Rick Owens presented a more empathetic, emotional understanding of love and desire. Although Owens is characterized as avante-garde or aesthetically dense, he proved that he has a true understanding of clothing as a language. The humongous inflated boots, knit head-to-toe jumpsuits and structural puffer jackets shaped the models’ bodies with beautiful silhouettes. The most notable series of looks were the three furry balls of fabric that embraced the models in warmth and protection. In a way, these fabric balls mimic the physical sensation of embracing and being held by another person. Season after season, Owens remains incredibly optimistic about the ongoing chaos of the world. Even amidst wars, economic crises and technological revolutions, he has found a way to communicate the grotesque beauty of the human experience. This collection balances the universal concept of romantic desire with the world’s external destruction. The clothes are armor for the apocalypse, but they also remind viewers of how art and humanity can be catalysts for good. If there’s anyone who will guide us through the ultraviolence into the light, it’ll be Rick Owens.
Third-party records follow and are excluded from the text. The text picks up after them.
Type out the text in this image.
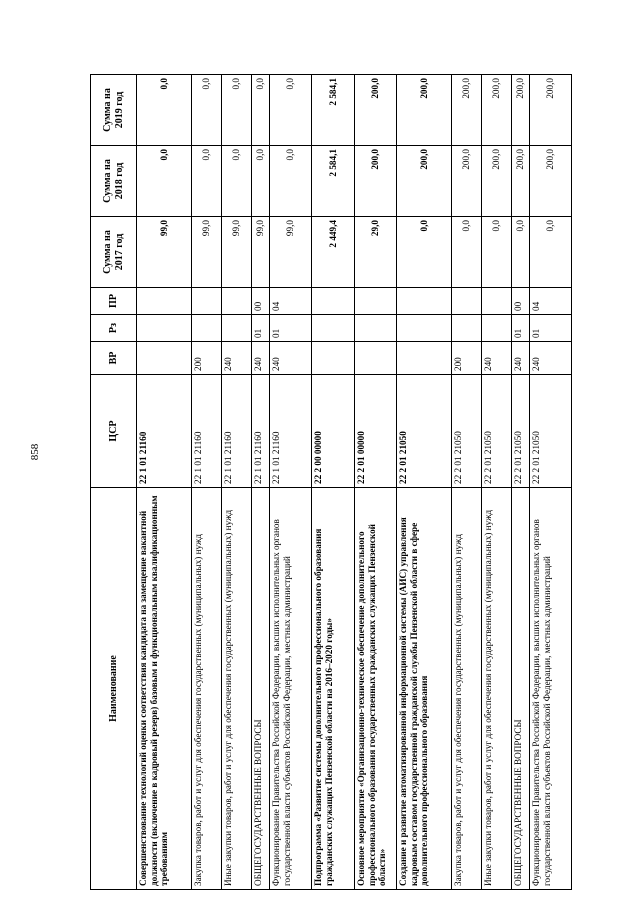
858
Наименование	ЦСР	ВР	Рз	ПР	Сумма на 2017 год	Сумма на 2018 год	Сумма на 2019 год
Совершенствование технологий оценки соответствия кандидата на замещение вакантной должности (включение в кадровый резерв) базовым и функциональным квалификационным требованиям	22 1 01 21160				99,0	0,0	0,0
Закупка товаров, работ и услуг для обеспечения государственных (муниципальных) нужд	22 1 01 21160	200			99,0	0,0	0,0
Иные закупки товаров, работ и услуг для обеспечения государственных (муниципальных) нужд	22 1 01 21160	240			99,0	0,0	0,0
ОБЩЕГОСУДАРСТВЕННЫЕ ВОПРОСЫ	22 1 01 21160	240	01	00	99,0	0,0	0,0
Функционирование Правительства Российской Федерации, высших исполнительных органов государственной власти субъектов Российской Федерации, местных администраций	22 1 01 21160	240	01	04	99,0	0,0	0,0
Подпрограмма «Развитие системы дополнительного профессионального образования гражданских служащих Пензенской области на 2016–2020 годы»	22 2 00 00000				2 449,4	2 584,1	2 584,1
Основное мероприятие «Организационно-техническое обеспечение дополнительного профессионального образования государственных гражданских служащих Пензенской области»	22 2 01 00000				29,0	200,0	200,0
Создание и развитие автоматизированной информационной системы (АИС) управления кадровым составом государственной гражданской службы Пензенской области в сфере дополнительного профессионального образования	22 2 01 21050				0,0	200,0	200,0
Закупка товаров, работ и услуг для обеспечения государственных (муниципальных) нужд	22 2 01 21050	200			0,0	200,0	200,0
Иные закупки товаров, работ и услуг для обеспечения государственных (муниципальных) нужд	22 2 01 21050	240			0,0	200,0	200,0
ОБЩЕГОСУДАРСТВЕННЫЕ ВОПРОСЫ	22 2 01 21050	240	01	00	0,0	200,0	200,0
Функционирование Правительства Российской Федерации, высших исполнительных органов государственной власти субъектов Российской Федерации, местных администраций	22 2 01 21050	240	01	04	0,0	200,0	200,0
Sex is certainly back for 2024, but it never left to begin with. The pursuit to feel desired and sexy is a persistent aspect of the human condition. These recent men’s collections only created a new commercial language for how sexiness can be monetized. People no longer aspire to a certain physical look achieved through fitness; instead, sexiness is tied to material goods.
The world has reached a stage where everything is commodified: wellness, identities and politics. Now you can be sexy too if you buy not one Fendi tank top but three. You can replace the feeling of being held in the arms of a lover with a Rick Owens jacket.
This is possibly too much capitalist pessimism undercutting the artful seduction of the clothing presented this season. Anything that can soothe the yearning, lust and eternal delusion is of immense value to ease the human heart. Maybe beautiful clothes are the antidote to the ennui of being alone.